US and Korea Rate Cuts Drive Korean Government Bond Yields Down

Introduction

At the start of last month, government bond yields in Korea were on an upward trajectory due to the sharp increase in U.S. Treasury yields. However, by the end of the month, yields on Korean government bonds had plummeted across all maturities compared to the previous month. This shift was influenced by monetary policy decisions from both the U.S. Federal Open Market Committee (FOMC) and the Bank of Korea's Monetary Policy Committee, which each cut their benchmark interest rates.

Yields and Bond Prices

According to the "November OTC Bond Market Trends" report released by the Korea Financial Investment Association on Dec. 10, the yield on 3-year government bonds stood at 2.607% per annum as of the end of last month, down 20.4 basis points (1bp = 0.01 percentage points) from the end of October. During the same period, the yields on 5-year (2.650% per annum) and 10-year (2.751% per annum) government bonds also fell by 23.7bp and 24.1bp, respectively.
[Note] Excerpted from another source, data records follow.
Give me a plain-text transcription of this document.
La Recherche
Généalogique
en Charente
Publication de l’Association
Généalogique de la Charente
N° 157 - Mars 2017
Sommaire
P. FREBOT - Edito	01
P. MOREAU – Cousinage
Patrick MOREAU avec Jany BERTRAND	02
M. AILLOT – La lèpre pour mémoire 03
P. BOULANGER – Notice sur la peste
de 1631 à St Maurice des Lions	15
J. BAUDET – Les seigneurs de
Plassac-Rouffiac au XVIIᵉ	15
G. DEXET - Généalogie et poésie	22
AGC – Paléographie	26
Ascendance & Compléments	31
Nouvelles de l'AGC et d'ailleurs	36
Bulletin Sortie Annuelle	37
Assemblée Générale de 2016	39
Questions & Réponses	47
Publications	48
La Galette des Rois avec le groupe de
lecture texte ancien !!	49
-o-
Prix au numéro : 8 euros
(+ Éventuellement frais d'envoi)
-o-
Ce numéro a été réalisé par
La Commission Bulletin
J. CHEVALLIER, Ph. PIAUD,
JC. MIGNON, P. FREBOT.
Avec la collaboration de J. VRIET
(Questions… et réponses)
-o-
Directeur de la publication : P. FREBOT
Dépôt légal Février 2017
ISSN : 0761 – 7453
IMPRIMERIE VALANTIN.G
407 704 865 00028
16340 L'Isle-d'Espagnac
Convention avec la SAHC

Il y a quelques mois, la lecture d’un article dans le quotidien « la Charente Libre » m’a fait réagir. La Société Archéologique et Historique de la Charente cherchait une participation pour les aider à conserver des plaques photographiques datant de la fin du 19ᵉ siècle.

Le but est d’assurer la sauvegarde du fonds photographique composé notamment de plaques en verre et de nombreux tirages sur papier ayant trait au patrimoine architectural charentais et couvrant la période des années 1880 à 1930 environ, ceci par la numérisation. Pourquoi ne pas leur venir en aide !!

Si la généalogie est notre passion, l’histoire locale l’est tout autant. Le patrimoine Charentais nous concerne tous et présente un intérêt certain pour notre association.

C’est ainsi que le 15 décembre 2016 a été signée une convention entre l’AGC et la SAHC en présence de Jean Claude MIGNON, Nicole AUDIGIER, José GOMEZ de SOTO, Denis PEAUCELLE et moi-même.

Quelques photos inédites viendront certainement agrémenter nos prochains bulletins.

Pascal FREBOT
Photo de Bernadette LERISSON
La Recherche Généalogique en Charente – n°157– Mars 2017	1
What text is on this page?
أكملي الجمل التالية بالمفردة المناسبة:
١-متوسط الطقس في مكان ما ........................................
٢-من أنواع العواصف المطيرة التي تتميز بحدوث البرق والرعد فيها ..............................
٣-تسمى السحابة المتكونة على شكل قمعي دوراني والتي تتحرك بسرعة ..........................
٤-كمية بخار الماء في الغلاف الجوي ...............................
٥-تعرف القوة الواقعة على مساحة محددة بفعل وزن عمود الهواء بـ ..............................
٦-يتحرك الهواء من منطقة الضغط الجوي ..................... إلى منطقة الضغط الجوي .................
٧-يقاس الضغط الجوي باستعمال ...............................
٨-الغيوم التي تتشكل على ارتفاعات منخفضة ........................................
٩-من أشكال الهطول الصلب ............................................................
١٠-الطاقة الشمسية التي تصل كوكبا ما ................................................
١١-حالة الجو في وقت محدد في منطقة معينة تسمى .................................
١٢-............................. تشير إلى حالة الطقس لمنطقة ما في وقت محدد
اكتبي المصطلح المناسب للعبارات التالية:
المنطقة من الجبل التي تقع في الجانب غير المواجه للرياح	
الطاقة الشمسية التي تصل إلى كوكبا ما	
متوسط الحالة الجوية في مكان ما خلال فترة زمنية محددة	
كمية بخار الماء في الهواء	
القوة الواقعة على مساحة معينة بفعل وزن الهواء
Foreign Investment and Trading Volume

The decline in yields was accompanied by a notable increase in bond prices, which led to heightened demand for profit-taking. Consequently, the net purchase volume by foreign investors decreased by more than 12 trillion won compared to October. Foreign investors made net purchases of domestic bonds totaling 1.44 trillion won last month, a figure nearly 90% lower than the net purchase volume of 13.638 trillion won in October. Despite this decrease, the balance of domestic bonds held by foreign investors increased by 1.1 trillion won from the end of the previous month, reaching 270 trillion won.

Corporate Bond Market

In the corporate bond market, there were a total of 25 demand forecasts last month. The volume increased by 1.861 trillion won compared to the same month last year, reaching 2.251 trillion won. The amount of participation in demand forecasts increased by 4.08 trillion won from the same month last year, totaling 5.762 trillion won. However, the participation rate, calculated by dividing the amount of participation in demand forecasts by the demand forecast amount, was 256.0%, down 193.7 percentage points from the same month last year.

Conclusion

The significant decline in government bond yields across all maturities at the end of last month can be attributed to the coordinated monetary easing by the FOMC and the Bank of Korea. These interest rate cuts were aimed at stimulating economic growth by making borrowing cheaper, a common strategy employed by central banks during periods of economic uncertainty.